Fabian Lustenberger: Insgesamt ist er etwas distanzierter als Markus Babbel, zum Beispiel siezt Favre die Spieler. Aber er spricht viel mit der Mannschaft, das hat mir gerade als jungem Spieler natürlich sehr geholfen. Favre legt sehr viel Wert auf Taktik, er ist im positiven Sinne ein Verrückter. Er hat immer viel Wert auf Ballbesitz gelegt, er wollte sehen, dass Fußball gespielt und nicht gekämpft wird. Das können wir uns als Aufsteiger jetzt natürlich so nicht mehr erlauben. Eines möchte ich aber noch hinzufügen, damit hier kein falscher Eindruck entsteht: Markus Babbel ist auch ein sehr, sehr guter Trainer, mit dem wir sehr erfolgreich und auch gern arbeiten.

Morgenpost Online: Sie kamen schon mit 19 Jahren auf die große Bühne der Bundesliga. Zu früh?

Fabian Lustenberger: Ich hatte ehrlich gesagt noch gar nicht damit gerechnet. Ich dachte, dass ich mich erst in der Schweiz noch weiterentwickeln muss. Aber bei Hertha konnte ich in jedem Training profitieren. Und plötzlich habe ich gegen Leute gespielt, die ich sonst nur aus dem Fernsehen kannte.

Morgenpost Online: Was haben Sie gedacht, als Fave gehen musste? Haben Sie den Wechsel bereut?

Fabian Lustenberger: Nein, nie. Ich habe zu 100 Prozent alles richtig gemacht. Die vier Jahre hier in Berlin haben mich sehr weitergebracht.

Morgenpost Online: Das gilt sicher auch privat, immerhin lernten Sie in Berlin ihre Freundin kennen.

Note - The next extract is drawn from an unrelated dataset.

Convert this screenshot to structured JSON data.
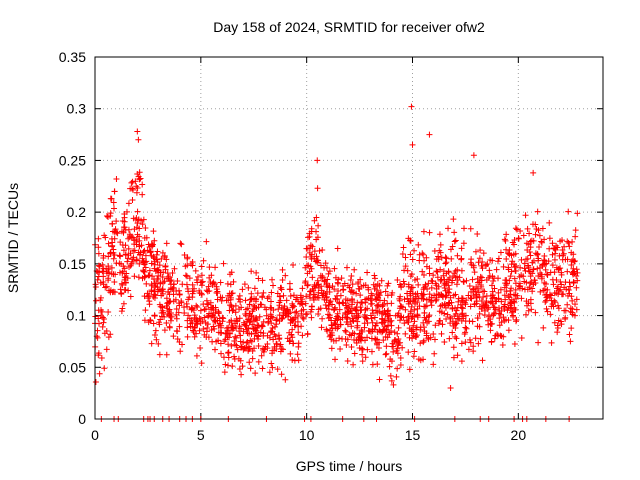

Fabian Lustenberger: Ja, es war ein Riesenschritt für mich. Ich habe vorher in einem Dorf mit 2000 Einwohnern gelebt und kam in diese Riesenstadt…das war wie ein kleiner Kulturschock. Zumal ich ja noch sehr jung war.

Morgenpost Online: Inzwischen sind Sie sogar Vater…

Fabian Lustenberger: …und das entschädigt für den ganzen Stress, der so vor der Geburt herrscht (lacht). Ein Kind verändert das ganze Leben, es ist das Schönste, was in meinem Leben passiert ist. Es stellt auch den Sport ein bisschen in den Hintergrund, da kann ich abschalten und den Fußball vergessen.